One evening, Rosalind invited me to dinner and conversation with architect Richard Neutra and his wife Dione, a cellist.  I had never met Neutra but I was familiar with his architecture.  He had designed a number of striking homes, many of which reminded me of Japanese architecture...though made of metal and glass rather than wood and Shoji screens.  There was the same simplicity and interaction with natural settings.

After dinner, we had a conversation about architecture, particularly Neutra's.  He had said that he created homes that created an environment of harmony for their inhabitants.  I was familiar with one of his homes in Montecito and cheekily proceeded to remind Neutra that that home had not been particularly harmonious as the couple who commissioned it had ended their marriage in divorce.  He glared at me.

I was a 25-year-old upstart attempting to fly on his own, impress his renowned elder, and stoke his own young ego.  What a pain I was.

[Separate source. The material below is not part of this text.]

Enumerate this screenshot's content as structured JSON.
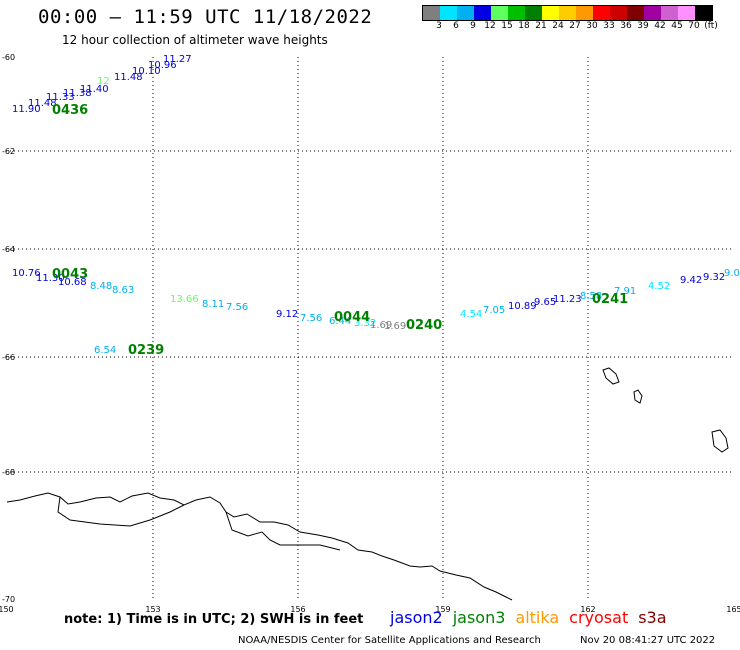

I learned later that one of the houses Neutra designed was for Robert and Josephine Chuey...in a breath-taking setting high in the Hollywood Hills near the famous 'Hollywood' sign.   Bob Chuey was the art professor who had introduced me to the teachings of Krishnamurti.


Neutra was responsible for the low, open-air hallway school design that inspired the many constructed in Southern California during the 1950s.   The generous overhangs often had those familiar metal louvers for privacy and protection from the sun.  I attended, or was familiar with, a number of those Neutra-inspired schools as I was growing up...elementary schools, junior high schools, and high schools.



A MEMORABLE EVENING

During my time at Happy Valley, I also enjoyed a casual evening concert of Leonard Pennario on the piano at Franklin and Glady's home near my schoolhouse.  Their home rested on a small hill and from the large picture window in the living room, you looked across vast fields and up to a towering mountain landmark known as Topa Topa.

Beatrice Wood joined the three of us and we were given a wonderful performance.

It was incredible being treated to a world-class pianist performing in the intimacy of some friends' living room.

That evening, as the sky darkened and we were listening to Leonard play, tiny tree frogs, with their little suction-cup hands and feet, scampered up and down the big window and added to the show.

He played a couple of hours in this informal setting for the five or six of us.  Wonderful!

Pennario was a movie buff and had a remarkable memory and knowledge as far as films went.  You give him the name of any film, in any era, and he could immediately tell you the director, actors, producer...and just about anything else about it.  It was pretty impressive.  His other big passion, besides music, was playing bridge...of which I did, and do, know nothing.

After that fascinating evening, I walked home in the quiet moonlight to my little schoolhouse a half-mile down the road.


Such remarkable experiences became part of the unusual life I was being introduced to in Happy Valley.